Ternyata para ilmuwan Belanda malah memanfaatkan fenomena itu sebagai inovasi sumber energi untuk rumah tangga. Berlatar belakang Belanda yang sangat marak memanfaatkan rumah kaca itu, sekaligus menanggapi isu penghematan energi dunia, muncul ide tentang pemanfaatan rumah kaca sebagai sumber energi rumah tangga.

“Weitz, hebaaaat! Tapi cara kerjanya gimana ya?”

Simpel kok sebenarnya. Coba lihat skema di bawah ini..

2

Sumber: http://www.zonneterp.nl
Cara Kerja Sirkulasi Energi Panas di Sistem Greenhouse Village

Cara kerjanya sebenarnya terlihat sederhana. Panas berlebih (biasanya musim semi/panas) dari sinar matahari yang tertangkap dalam rumah kaca atau ruangan rumah tersebut dialirkan dan disimpan ke dalam air tanah (aquifer). Nah, jadinya panas berlebih itu akan tersimpan dengan baik di dalam aquifer dan, voila, jadilah suhu di rumah kaca dan di rumah menjadi lebih sejuk. Nah, kalau butuh panas misal di musim gugur atau musim dingin, panas tadi bisa “diambil” dan dialirkan ke ruangan rumah/rumah kaca misal untuk pemanas ruangan, pemanas air, atau penghangat tanaman. Berdasarkan uji lapangan, 2 Ha rumah kaca ternyata bisa memberikan energi hingga 200 rumah lo!

3

Sumber: https://lookingforlifeshumor.files.wordpress.com
Perapian? Tidak butuh lagi karena sudah hangat. Pakai lukisan aja kalau lagi kangen hehehe…

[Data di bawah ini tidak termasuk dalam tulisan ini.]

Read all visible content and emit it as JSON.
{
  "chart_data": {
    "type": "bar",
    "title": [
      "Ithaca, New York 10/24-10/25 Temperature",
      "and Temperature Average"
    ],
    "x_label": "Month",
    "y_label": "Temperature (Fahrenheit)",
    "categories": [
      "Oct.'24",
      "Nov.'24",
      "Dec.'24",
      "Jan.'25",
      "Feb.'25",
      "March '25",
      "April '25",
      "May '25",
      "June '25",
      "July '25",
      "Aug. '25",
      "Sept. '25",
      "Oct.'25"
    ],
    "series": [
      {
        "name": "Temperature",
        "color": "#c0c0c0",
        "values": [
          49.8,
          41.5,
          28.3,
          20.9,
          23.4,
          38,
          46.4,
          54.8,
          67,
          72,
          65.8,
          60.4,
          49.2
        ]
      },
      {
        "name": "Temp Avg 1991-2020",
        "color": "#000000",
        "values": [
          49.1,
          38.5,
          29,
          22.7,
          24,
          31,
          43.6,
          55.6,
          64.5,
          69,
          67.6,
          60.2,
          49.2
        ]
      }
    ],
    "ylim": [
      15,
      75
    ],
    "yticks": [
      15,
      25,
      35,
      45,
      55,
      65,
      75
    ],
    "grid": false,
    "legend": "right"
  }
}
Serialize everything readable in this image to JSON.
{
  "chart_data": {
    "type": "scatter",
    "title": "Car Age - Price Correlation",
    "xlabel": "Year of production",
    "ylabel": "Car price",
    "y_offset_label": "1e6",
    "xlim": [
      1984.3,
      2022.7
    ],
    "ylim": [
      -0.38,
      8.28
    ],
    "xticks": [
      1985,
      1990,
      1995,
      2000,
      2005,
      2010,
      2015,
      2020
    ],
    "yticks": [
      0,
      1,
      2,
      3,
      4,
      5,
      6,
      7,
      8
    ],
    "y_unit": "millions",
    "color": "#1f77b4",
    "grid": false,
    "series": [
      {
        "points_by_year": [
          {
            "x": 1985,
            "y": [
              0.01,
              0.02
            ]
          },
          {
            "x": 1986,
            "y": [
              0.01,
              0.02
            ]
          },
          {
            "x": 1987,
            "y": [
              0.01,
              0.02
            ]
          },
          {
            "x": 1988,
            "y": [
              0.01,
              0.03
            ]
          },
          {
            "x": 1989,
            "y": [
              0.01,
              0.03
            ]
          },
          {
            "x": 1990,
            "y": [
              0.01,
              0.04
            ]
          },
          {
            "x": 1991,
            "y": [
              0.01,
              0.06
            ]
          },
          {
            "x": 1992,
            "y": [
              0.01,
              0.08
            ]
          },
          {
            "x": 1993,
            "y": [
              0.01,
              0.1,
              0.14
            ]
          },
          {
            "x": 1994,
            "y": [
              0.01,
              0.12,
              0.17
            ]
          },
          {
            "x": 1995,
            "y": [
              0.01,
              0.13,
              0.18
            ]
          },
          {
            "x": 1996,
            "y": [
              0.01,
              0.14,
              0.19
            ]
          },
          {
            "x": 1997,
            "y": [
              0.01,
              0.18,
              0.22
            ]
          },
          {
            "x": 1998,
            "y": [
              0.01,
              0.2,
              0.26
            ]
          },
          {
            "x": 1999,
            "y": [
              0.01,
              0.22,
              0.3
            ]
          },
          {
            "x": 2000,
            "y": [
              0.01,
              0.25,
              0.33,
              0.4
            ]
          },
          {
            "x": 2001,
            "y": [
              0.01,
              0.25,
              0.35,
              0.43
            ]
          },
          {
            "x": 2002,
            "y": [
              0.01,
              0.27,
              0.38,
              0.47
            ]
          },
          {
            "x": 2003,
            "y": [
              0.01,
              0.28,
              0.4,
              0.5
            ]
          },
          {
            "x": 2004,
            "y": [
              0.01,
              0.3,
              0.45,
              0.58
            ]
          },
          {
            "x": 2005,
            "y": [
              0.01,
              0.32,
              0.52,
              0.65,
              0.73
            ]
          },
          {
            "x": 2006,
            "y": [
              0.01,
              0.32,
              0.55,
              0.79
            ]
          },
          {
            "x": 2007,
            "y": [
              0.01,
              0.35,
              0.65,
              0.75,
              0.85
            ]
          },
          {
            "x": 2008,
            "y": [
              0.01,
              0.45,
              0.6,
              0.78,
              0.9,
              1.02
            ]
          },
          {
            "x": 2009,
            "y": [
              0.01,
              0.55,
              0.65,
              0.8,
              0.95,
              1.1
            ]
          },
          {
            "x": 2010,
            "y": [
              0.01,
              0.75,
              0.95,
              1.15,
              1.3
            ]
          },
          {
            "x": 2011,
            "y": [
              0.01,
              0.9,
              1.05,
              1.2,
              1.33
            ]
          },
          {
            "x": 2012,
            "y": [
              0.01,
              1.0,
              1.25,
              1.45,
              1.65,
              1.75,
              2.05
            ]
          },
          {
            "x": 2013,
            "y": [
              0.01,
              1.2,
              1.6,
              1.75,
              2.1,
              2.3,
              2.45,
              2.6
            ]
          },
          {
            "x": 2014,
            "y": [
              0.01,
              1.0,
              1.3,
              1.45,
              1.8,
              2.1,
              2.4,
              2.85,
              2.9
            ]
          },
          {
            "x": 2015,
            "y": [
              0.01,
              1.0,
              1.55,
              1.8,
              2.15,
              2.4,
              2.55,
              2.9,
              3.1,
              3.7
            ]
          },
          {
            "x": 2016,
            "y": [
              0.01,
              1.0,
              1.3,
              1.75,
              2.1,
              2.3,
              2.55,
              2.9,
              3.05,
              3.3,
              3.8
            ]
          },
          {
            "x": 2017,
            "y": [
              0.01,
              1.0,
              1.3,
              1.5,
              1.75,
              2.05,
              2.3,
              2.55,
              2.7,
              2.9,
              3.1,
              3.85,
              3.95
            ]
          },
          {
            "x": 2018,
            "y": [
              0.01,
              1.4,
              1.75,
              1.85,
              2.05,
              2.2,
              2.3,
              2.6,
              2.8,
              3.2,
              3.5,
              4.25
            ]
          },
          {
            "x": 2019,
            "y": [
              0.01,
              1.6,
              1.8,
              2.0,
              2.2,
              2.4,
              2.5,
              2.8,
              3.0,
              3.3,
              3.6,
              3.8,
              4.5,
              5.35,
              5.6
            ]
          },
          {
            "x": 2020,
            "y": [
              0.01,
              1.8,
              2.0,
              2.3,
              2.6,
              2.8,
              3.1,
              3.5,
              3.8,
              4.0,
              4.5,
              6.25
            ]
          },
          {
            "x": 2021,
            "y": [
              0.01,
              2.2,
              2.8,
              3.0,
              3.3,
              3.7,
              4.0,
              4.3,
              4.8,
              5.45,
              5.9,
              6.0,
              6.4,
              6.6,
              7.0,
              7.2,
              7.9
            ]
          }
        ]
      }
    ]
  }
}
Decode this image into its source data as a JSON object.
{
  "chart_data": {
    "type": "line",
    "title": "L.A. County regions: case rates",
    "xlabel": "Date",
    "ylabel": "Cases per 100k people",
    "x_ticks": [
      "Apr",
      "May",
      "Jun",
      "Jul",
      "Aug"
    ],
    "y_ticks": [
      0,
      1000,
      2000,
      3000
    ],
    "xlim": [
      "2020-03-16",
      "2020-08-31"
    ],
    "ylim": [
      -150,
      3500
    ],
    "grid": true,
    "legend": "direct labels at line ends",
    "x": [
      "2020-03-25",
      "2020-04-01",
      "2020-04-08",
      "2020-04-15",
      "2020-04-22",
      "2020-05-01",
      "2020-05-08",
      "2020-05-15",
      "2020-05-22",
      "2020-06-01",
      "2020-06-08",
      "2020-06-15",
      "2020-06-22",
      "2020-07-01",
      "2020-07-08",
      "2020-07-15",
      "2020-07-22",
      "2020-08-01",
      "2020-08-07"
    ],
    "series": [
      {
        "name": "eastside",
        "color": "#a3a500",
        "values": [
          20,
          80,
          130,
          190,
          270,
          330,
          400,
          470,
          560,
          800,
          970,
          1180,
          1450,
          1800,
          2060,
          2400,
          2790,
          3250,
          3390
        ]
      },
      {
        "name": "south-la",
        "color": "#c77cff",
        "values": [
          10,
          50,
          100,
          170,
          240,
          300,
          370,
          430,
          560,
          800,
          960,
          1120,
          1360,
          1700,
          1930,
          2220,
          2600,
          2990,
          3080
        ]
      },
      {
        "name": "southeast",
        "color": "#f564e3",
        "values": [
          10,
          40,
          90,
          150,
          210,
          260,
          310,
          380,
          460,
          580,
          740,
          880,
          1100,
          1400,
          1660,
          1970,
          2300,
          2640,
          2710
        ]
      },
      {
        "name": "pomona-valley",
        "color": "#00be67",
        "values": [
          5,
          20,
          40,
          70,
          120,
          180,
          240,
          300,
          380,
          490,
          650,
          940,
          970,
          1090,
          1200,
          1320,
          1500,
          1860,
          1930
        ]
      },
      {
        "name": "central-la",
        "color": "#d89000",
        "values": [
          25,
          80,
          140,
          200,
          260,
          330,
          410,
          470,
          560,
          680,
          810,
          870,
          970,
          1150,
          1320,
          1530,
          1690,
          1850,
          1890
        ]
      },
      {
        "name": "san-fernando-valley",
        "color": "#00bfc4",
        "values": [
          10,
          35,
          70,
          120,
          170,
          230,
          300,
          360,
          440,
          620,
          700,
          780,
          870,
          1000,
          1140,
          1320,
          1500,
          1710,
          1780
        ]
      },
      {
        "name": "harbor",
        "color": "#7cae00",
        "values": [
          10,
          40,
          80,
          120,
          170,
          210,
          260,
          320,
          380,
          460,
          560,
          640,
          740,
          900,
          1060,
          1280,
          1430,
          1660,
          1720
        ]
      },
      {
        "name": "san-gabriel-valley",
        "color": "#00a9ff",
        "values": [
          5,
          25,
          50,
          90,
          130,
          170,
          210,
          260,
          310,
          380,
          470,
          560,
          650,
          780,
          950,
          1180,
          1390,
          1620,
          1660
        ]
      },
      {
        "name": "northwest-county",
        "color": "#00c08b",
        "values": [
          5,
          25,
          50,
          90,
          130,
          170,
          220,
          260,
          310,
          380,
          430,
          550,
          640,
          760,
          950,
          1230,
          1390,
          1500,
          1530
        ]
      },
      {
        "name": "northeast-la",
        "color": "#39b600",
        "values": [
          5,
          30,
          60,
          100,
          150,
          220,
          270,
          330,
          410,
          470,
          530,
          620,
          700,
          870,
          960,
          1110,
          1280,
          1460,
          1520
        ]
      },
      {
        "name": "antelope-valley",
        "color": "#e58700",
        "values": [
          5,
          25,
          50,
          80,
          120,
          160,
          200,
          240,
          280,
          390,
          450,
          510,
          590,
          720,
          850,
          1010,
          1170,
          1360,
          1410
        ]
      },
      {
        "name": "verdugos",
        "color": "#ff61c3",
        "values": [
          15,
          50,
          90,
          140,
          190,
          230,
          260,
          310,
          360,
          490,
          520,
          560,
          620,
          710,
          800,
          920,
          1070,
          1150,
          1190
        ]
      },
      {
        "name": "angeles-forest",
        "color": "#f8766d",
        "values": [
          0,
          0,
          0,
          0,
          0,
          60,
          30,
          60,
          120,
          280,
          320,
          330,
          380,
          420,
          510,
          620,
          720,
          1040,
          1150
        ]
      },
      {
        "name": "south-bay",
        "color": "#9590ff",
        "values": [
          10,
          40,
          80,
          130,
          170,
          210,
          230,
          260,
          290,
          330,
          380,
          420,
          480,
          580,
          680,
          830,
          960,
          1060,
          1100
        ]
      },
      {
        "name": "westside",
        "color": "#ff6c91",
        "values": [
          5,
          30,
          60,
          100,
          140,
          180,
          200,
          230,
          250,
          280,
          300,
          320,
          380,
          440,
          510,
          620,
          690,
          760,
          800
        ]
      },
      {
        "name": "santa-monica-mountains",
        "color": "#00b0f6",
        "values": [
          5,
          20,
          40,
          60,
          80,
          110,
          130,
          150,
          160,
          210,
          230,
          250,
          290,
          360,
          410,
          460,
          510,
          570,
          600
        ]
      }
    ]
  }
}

“Eh tapi nyimpan panas di dalam air tanah? Ga bahaya tuh?”

Wah betul sekali! Ternyata Pemerintah Belanda memiliki aturan bahwa air tanah tidak boleh memiliki suhu lebih dari 25° C agar tidak mengganggu kestabilan tanah. Oleh sebab itu, dalam sistem ini terdapat menara pendingin (cooling tower) untuk menjaga suhu di aquifer agar tidak terlalu panas. Jenius ya?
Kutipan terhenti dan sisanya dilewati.